Either you were wrong, or they were wrong. In both cases, the non-recruitment is a good thing.

  1. He didn't get your answer : they are too self-confident. Better avoid that kind of firms.
  2. He did get your answer, but decided to play with you to see your reaction : this company is not a pleasant place to work in, you will be treated bad.
  3. He did get the answer, but didn't like your style. In which case he could have asked you to use his own guidelines, to see if you can conform.

Unless you were wrong(I cannot check), they are too arrogant to be nice to work with, whatever the reason(unless someone sees another possible reason). Too arrogant to accept a solution that is not theirs.

EDIT : his change of mind at the end is really suspicious. He probably saw something in you he didn't like. And he's not going to tell you.


Sometimes the hiring manager doesn't understand the answer or solution given to them, even if it is technically correct.

You've asked for feedback (good) and reflected on your performance from the technical side (good), but have you reflected on how you presented?

For example:

  • Did you notice the hiring manager looking confused?
  • Did you change your approach based on these cues (if there were any)?
  • Did you build rapport whilst you were presenting? Did you ask if there were any questions as you went along?

Heads up: I am talking about the EU, the situation might be different in the US.

He probably wanted to test your interpersonal skills. He needs to see how you react if challenged rudely. Asking for more specific feedback is the right response in this situation.

Asking him "What specifically makes you think this code is inadequate? Maybe we can look together how to fix it" would be best. It's all about being a good team-player, open to criticism etc. So you need to stay calm and constructive.

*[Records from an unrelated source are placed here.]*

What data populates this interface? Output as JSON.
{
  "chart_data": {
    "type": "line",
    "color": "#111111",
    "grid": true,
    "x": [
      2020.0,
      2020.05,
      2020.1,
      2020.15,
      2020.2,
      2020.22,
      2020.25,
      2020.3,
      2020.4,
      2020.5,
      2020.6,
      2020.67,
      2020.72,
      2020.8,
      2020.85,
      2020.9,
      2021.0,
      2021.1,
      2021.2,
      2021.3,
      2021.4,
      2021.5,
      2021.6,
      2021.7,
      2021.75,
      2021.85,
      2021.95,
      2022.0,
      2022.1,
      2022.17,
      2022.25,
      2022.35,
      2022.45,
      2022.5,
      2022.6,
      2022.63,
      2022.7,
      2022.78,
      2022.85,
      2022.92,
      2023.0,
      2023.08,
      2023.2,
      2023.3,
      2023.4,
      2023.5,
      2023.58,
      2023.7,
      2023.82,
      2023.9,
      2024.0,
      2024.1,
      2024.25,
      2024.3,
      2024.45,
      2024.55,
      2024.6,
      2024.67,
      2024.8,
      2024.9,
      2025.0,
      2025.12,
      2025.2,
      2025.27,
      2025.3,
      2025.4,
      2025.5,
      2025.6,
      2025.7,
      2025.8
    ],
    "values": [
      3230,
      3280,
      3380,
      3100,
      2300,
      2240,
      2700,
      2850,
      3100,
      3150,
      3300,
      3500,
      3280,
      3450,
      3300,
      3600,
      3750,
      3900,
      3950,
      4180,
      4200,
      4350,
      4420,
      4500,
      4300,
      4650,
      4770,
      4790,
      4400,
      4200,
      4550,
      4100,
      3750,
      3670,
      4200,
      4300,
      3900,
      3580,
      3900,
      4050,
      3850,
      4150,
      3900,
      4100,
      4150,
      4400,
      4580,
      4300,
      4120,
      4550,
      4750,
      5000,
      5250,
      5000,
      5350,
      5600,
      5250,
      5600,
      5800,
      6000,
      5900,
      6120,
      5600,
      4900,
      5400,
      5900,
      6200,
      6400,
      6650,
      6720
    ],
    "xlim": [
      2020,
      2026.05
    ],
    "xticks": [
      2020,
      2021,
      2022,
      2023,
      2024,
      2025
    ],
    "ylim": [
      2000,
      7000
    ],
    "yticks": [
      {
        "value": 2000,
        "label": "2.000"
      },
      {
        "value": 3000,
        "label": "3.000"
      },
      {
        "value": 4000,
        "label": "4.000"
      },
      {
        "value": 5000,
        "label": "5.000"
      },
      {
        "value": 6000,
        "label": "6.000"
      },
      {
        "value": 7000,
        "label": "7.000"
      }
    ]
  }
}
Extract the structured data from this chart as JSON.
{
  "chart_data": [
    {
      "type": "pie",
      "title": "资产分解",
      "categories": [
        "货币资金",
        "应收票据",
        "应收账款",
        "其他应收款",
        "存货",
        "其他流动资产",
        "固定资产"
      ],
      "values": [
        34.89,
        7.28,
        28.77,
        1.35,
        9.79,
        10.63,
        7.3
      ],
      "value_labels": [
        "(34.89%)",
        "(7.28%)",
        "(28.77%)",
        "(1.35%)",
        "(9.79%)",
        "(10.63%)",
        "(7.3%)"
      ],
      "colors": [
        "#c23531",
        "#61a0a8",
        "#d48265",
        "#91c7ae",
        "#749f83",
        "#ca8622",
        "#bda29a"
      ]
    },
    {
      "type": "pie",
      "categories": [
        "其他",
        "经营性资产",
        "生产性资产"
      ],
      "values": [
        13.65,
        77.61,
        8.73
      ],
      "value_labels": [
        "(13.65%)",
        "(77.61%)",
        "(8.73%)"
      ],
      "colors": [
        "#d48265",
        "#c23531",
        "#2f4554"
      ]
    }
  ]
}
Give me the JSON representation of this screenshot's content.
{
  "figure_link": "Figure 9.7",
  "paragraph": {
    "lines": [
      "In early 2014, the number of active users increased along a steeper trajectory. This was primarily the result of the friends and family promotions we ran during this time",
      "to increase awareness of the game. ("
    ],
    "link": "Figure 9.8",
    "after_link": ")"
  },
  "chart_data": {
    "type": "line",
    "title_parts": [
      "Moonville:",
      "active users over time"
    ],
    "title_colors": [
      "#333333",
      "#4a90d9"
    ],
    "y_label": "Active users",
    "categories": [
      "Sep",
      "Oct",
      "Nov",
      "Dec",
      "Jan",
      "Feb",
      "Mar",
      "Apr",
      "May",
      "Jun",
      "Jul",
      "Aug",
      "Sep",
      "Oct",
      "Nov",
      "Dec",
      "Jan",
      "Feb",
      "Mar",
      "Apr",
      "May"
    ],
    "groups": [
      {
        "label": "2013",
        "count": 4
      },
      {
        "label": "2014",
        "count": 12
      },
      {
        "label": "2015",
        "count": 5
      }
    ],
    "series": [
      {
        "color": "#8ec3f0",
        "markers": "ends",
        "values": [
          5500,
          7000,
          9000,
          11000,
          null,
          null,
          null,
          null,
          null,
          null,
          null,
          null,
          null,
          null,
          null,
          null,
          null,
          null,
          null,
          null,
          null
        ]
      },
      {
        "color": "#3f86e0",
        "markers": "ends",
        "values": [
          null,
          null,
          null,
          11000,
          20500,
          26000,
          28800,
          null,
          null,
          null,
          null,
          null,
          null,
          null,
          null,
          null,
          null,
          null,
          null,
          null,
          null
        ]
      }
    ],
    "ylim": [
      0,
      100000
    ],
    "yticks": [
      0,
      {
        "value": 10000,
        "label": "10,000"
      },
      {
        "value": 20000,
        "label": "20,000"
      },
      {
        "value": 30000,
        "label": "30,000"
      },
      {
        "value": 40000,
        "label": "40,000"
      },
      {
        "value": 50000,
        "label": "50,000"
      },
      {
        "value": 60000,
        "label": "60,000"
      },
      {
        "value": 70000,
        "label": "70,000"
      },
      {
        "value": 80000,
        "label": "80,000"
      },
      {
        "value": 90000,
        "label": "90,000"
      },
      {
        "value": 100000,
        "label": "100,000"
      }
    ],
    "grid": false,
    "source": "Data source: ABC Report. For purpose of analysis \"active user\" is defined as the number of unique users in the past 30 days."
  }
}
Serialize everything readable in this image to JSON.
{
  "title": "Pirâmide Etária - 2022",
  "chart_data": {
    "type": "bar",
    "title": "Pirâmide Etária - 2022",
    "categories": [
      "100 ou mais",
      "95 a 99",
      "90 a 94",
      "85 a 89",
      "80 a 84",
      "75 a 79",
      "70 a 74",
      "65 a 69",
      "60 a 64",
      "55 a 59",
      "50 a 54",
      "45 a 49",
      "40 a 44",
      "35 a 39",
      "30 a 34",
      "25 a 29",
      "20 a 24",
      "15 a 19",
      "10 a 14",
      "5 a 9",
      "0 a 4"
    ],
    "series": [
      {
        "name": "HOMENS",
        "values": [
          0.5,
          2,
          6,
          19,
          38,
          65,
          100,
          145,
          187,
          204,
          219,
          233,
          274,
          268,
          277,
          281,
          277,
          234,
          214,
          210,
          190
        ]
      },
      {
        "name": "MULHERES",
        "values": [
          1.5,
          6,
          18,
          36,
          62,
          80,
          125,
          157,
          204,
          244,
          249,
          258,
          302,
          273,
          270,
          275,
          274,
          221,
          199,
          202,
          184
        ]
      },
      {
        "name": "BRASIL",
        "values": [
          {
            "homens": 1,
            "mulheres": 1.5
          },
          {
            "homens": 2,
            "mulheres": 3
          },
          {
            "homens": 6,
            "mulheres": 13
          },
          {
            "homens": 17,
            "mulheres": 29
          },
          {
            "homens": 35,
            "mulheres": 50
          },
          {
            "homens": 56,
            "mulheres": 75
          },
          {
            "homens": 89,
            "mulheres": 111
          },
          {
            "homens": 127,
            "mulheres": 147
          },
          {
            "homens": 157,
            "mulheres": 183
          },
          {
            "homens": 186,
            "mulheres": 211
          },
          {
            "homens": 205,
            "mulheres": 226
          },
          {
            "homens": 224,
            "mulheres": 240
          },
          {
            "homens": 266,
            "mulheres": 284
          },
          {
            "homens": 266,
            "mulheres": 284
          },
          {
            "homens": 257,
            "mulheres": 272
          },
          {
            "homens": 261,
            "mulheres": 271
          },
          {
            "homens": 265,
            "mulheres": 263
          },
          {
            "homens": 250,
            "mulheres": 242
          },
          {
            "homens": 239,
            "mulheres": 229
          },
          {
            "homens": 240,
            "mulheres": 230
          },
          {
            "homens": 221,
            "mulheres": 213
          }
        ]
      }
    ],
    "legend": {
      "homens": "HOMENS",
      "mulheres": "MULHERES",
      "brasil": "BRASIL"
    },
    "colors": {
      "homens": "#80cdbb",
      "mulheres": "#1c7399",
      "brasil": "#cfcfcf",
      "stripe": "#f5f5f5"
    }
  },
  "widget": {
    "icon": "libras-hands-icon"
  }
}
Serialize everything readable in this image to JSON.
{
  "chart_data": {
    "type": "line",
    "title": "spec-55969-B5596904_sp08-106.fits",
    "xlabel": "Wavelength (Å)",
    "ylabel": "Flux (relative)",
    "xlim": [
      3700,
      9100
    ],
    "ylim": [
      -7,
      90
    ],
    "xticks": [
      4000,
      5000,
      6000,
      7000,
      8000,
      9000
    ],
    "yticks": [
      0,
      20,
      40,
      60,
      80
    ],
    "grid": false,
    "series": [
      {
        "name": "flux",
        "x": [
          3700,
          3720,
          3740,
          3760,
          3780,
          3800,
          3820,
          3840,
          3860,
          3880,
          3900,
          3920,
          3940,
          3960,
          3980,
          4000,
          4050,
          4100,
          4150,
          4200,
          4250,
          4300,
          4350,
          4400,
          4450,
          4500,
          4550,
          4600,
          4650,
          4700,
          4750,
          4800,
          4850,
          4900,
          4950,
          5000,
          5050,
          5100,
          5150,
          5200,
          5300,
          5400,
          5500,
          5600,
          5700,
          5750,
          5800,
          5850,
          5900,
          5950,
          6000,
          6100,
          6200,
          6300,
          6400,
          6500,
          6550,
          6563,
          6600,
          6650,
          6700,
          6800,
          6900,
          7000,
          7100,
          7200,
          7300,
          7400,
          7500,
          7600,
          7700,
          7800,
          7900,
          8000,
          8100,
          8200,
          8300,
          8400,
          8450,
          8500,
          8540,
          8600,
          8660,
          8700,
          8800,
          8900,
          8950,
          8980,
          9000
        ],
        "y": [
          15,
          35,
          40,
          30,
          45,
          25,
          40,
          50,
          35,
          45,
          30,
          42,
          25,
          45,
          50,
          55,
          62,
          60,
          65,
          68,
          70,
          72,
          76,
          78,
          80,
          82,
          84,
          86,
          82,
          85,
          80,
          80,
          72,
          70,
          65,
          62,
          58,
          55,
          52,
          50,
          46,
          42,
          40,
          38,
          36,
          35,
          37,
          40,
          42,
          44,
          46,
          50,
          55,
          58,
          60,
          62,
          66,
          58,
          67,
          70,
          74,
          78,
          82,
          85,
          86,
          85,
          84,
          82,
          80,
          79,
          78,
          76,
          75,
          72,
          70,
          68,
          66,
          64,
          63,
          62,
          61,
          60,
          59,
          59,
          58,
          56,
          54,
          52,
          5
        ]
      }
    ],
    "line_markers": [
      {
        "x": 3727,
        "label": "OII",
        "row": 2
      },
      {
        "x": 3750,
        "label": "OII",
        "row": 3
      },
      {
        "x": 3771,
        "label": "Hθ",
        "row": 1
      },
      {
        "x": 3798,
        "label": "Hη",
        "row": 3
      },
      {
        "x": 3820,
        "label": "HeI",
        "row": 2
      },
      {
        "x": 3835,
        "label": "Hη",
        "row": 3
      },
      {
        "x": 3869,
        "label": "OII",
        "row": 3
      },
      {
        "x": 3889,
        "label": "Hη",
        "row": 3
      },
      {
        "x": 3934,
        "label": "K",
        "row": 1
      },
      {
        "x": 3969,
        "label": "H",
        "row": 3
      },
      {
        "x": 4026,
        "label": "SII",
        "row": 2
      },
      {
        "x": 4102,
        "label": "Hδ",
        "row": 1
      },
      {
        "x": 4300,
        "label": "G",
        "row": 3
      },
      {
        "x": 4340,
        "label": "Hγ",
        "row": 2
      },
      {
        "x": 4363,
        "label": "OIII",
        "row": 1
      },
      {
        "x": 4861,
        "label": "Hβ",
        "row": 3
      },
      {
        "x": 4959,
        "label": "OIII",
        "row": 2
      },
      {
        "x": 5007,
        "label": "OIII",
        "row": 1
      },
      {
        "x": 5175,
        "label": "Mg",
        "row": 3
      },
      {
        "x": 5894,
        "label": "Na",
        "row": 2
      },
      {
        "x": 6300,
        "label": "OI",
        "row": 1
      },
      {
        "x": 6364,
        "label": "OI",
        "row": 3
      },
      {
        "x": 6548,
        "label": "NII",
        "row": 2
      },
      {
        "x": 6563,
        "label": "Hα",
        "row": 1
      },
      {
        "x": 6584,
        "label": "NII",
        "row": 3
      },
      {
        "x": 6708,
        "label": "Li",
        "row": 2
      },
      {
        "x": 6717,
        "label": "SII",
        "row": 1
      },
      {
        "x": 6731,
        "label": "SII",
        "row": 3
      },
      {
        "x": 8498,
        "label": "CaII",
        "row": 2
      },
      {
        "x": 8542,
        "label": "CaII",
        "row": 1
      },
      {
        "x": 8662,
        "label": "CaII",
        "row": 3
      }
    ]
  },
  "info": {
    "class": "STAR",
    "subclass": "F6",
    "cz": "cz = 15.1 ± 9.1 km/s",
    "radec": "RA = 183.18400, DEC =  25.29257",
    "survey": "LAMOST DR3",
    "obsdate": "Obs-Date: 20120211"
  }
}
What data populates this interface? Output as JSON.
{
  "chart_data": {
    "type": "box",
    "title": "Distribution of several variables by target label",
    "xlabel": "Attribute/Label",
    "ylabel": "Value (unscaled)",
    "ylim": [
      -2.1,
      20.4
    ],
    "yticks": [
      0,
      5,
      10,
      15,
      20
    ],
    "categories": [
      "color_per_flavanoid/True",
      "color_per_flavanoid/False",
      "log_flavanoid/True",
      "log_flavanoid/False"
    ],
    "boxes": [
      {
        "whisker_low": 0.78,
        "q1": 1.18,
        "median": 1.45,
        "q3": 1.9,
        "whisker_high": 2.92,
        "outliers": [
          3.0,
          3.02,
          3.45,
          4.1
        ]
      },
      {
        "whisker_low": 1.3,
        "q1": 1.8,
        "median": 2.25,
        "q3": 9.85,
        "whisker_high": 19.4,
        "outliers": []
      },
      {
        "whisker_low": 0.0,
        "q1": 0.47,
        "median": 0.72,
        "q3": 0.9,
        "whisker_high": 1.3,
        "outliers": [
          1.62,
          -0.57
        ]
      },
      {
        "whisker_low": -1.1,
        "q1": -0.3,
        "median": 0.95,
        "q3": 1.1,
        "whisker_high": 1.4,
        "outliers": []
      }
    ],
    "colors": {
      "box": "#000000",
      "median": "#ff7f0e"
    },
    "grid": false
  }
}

I know multiple interviewers in IT who do this to every candidate. (If they had a few beers, they will tell you this is one of the best ways to detect aspergers.) IT is a field where the common impression is that interpersonal skills are lacking, but more and more necessary. So recruiters do a quick test.

The career services from my University even warned us that this test is waiting for us and told us how to react. Once you know what the test is about, the challenge changes. You are no longer at a risk of reacting defensively, but it becomes a challenge to keep a straight face through this piece of theater. (I'm not a fan of this test personally, but if you are warned, it is easy to pass.)

PS Another field where this happens a lot is international business. People in this field typically have good interpersonal skills, but they are also very much needed in cross-cultural settings. Every graduate trainee-ship position in a multi-national company that I know of (from doing interviews myself or through the other students in my batch) had a very similar test.

PPS You can not exclude that the interviewer just needed any excuse to refuse you or still that he was acting totally irrationally. Yet, even in those situations it would be best to answer in the same way as if it was the aforementioned test.

  • I did ask for feedback during the interview. He refused to give it after I was done, but was happy to give it while I was writing the code. He agreed with several things I brought up or wrote down. But then at the end, it's like he changed his mind and everything was wrong to him.
    – Dac Asf
    Commented Nov 4, 2016 at 15:19
  • How did you react on the spot right after he told you you failed. Did you ask for details at that very moment? Did you show him that you want to work together constructively? Did you keep your cool? Commented Nov 4, 2016 at 15:22
  • I was very calm and politely asked for him to point out what I did wrong and for feedback and for us to work through the solution. He refused and told me to leave the interview.
    – Dac Asf
    Commented Nov 4, 2016 at 15:23
  • 8
    30+ years. I've never seen someone tell a complete lie as a stress tactic. I'm not saying it doesn't happen, but to call it "very common" is ridiculous.
    – Chris E
    Commented Nov 4, 2016 at 15:36
  • 2
    @user7019377 I've never heard of this happening either. If you have some particular experience of this being common in some context, I suggest you add it to the answer, and also make it clear this is only one possibility.